Each share of REV common stock will be converted into the right to receive 0.9809 shares of Terex common stock plus $8.71 in cash, with additional cash paid instead of any fractional Terex shares.
How much ownership will REV Group (REVG) stockholders have in Terex after the merger?
Based on fully diluted shares as of the Merger Agreement date, former REV stockholders are expected to own about 42% of Terex, while existing Terex stockholders will own about 58% of the combined company.
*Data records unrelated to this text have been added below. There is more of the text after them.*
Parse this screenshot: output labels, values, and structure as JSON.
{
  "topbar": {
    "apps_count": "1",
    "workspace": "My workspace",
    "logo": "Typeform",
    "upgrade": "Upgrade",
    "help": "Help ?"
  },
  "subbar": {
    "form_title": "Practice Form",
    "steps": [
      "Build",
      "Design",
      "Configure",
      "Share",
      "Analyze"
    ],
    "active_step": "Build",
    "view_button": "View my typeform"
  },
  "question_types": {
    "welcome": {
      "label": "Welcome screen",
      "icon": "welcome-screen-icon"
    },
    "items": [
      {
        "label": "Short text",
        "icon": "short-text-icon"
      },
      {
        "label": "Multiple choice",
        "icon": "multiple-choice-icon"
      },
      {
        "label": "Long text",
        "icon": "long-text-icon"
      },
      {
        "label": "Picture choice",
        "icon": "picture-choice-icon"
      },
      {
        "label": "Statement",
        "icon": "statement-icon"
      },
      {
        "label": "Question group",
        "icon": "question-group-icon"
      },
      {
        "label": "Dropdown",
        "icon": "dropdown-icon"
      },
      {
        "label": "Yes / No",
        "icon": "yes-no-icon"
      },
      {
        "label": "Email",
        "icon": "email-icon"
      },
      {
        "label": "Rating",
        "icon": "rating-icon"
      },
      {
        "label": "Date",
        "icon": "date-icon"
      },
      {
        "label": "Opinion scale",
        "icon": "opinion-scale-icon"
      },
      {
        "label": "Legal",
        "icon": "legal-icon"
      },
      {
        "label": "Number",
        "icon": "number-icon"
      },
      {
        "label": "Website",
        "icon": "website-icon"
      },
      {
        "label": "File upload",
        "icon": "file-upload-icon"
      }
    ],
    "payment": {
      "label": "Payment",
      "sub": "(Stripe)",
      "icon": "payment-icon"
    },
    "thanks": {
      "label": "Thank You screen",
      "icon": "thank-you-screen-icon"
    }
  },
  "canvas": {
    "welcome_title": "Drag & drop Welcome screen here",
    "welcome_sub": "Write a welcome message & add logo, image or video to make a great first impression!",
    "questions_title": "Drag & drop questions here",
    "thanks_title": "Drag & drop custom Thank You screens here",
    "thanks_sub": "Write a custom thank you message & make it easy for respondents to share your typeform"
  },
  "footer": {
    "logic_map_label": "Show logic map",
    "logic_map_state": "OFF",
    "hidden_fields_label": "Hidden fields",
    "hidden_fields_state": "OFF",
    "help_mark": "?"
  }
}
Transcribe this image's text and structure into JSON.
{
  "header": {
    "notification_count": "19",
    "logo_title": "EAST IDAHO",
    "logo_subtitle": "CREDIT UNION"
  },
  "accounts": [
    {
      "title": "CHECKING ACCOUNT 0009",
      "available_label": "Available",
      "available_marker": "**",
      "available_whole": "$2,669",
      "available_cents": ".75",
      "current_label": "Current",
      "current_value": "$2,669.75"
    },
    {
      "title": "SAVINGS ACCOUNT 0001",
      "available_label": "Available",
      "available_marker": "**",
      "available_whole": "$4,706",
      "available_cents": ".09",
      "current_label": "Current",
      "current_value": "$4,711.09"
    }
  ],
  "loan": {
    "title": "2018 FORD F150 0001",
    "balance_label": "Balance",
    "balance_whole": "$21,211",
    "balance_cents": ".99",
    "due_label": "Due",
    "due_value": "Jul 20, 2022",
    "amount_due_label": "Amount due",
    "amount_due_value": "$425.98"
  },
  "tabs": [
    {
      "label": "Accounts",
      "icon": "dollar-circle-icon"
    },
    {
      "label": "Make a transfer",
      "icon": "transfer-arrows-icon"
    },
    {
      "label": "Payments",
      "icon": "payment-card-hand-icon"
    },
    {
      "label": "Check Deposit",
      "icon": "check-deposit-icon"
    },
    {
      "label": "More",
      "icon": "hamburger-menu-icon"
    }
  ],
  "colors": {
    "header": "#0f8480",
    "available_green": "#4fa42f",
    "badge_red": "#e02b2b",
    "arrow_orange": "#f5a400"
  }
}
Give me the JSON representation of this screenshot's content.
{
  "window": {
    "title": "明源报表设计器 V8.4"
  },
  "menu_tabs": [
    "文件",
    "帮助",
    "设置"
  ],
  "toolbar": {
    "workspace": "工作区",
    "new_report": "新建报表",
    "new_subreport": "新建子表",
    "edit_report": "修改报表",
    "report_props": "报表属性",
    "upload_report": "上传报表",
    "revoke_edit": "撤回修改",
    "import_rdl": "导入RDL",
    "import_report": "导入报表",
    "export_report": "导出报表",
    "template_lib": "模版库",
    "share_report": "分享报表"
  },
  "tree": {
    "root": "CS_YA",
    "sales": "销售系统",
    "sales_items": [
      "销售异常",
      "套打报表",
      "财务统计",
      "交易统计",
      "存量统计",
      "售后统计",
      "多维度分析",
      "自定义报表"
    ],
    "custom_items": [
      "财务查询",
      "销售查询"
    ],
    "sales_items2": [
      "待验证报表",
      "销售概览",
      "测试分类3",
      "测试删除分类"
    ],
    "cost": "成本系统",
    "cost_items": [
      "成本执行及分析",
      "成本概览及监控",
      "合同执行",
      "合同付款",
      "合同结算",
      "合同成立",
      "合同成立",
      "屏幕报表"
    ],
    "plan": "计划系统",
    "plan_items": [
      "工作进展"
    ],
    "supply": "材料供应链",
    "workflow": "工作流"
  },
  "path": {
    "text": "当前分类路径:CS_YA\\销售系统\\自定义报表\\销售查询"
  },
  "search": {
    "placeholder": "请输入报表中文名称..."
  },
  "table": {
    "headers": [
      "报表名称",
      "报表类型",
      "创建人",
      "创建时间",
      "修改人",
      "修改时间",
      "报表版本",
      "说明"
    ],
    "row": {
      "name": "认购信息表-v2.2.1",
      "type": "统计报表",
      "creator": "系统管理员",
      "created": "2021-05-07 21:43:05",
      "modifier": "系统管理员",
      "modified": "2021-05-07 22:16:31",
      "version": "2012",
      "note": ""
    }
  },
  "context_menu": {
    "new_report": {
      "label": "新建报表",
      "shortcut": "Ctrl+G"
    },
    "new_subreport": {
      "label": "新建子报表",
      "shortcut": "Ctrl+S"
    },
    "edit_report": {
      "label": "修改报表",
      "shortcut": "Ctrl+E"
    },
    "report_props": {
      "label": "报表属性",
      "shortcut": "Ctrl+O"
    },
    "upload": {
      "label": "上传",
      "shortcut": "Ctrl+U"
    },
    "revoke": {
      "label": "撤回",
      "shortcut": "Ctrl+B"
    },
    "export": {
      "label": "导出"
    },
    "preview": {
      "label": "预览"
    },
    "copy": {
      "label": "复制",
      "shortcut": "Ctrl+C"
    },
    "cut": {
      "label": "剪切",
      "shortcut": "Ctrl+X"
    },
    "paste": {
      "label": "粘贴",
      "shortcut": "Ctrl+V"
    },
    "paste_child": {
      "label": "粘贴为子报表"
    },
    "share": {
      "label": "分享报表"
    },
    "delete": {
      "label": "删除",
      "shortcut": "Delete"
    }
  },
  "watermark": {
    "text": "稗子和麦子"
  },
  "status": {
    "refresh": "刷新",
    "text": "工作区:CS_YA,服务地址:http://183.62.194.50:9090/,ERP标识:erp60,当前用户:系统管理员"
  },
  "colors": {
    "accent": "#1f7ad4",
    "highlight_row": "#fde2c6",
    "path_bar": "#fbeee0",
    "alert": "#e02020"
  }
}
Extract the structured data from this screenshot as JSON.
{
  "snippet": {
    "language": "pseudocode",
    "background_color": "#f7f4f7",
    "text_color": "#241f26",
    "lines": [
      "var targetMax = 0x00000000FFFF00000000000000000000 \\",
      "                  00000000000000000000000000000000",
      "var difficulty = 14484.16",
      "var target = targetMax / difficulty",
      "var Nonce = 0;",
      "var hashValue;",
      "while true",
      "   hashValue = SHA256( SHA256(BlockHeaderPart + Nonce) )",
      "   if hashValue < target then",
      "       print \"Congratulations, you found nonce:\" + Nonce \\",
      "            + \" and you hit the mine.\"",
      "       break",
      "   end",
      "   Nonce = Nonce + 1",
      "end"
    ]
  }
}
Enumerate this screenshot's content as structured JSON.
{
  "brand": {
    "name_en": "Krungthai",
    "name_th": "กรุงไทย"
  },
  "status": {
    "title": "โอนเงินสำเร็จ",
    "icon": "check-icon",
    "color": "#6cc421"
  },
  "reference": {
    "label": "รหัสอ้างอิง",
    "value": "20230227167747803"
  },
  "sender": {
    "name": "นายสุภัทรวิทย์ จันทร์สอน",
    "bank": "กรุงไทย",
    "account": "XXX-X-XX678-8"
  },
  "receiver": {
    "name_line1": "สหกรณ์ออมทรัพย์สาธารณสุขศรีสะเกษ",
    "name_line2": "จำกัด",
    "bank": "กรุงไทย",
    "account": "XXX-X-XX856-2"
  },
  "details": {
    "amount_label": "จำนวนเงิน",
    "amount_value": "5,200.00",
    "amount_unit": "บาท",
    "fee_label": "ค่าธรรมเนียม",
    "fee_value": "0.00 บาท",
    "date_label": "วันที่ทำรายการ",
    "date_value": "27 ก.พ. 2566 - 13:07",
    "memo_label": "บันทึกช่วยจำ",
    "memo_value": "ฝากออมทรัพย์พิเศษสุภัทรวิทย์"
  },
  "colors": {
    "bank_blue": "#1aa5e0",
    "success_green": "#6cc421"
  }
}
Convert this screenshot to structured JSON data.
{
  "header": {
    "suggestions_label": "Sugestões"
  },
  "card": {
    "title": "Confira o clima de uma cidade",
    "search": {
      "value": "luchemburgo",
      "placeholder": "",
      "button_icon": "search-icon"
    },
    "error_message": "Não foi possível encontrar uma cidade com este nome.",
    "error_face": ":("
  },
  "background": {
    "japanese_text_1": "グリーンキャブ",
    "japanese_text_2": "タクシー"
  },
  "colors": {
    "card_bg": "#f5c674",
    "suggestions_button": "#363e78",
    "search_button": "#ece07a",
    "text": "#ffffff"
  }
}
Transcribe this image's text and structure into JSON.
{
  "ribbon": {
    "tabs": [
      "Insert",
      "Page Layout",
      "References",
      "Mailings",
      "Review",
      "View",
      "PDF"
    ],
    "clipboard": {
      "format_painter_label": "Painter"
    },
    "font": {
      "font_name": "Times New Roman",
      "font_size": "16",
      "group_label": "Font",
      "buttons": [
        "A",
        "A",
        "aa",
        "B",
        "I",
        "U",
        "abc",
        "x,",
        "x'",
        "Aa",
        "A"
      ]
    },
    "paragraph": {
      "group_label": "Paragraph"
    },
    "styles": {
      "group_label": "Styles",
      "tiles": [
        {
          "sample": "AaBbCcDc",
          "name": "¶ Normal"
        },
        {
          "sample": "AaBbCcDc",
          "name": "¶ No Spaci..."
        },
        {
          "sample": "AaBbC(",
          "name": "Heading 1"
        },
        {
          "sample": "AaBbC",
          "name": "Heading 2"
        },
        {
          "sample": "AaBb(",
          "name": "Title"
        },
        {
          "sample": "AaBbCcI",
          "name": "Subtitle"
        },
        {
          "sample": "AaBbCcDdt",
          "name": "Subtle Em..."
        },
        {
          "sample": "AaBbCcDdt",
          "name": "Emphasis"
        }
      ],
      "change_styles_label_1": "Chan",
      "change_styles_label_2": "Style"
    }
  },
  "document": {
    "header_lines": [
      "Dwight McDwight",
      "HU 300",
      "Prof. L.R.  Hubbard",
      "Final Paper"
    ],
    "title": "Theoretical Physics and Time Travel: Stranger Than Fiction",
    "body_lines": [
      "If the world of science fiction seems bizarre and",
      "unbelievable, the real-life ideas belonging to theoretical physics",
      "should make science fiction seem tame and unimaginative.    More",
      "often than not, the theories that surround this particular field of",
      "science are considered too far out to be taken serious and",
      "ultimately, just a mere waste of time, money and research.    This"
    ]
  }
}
What implied value does the Terex–REV merger consideration place on REVG shares?
Using Terex’s share prices, the merger terms implied approximately $63.62 per REV share at October 29, 2025 and $62.36 per share at December 22, 2025. On those dates, REV closed at $59.98 and $62.14, respectively.
When and how will Terex (TEX) and REV Group (REVG) stockholders vote on the merger?
Both companies will hold virtual special meetings on January 28, 2026 at 10:00 a.m. Eastern time. Terex holders will vote mainly on issuing Terex shares for the merger, and REV holders will vote on adopting the Merger Agreement and related proposals, all via dedicated shareholder meeting websites using a 16‑digit control number.
What happens to REV Group (REVG) shares after the merger closes?
After completion, REV will cease to exist as a public company, its common stock will be delisted from the NYSE and deregistered, and the surviving REV entity will be a wholly owned subsidiary of Terex. Current Terex shareholders will keep their existing Terex shares.
Do REV Group (REVG) stockholders have appraisal rights in this merger?
Under Delaware law Section 262, certain REV stockholders who do not vote in favor of the merger and strictly follow specified procedures may seek a court appraisal to receive cash equal to the court‑determined “fair value” of their shares, which could be more, the same, or less than the merger consideration.
How have the Terex and REV boards and their advisors evaluated the merger terms?
Both boards unanimously approved the Merger Agreement and determined it is fair and in their stockholders’ best interests. Barclays advised Terex and J.P. Morgan advised REV, each delivering a fairness opinion that the merger consideration is fair from a financial point of view to their respective clients.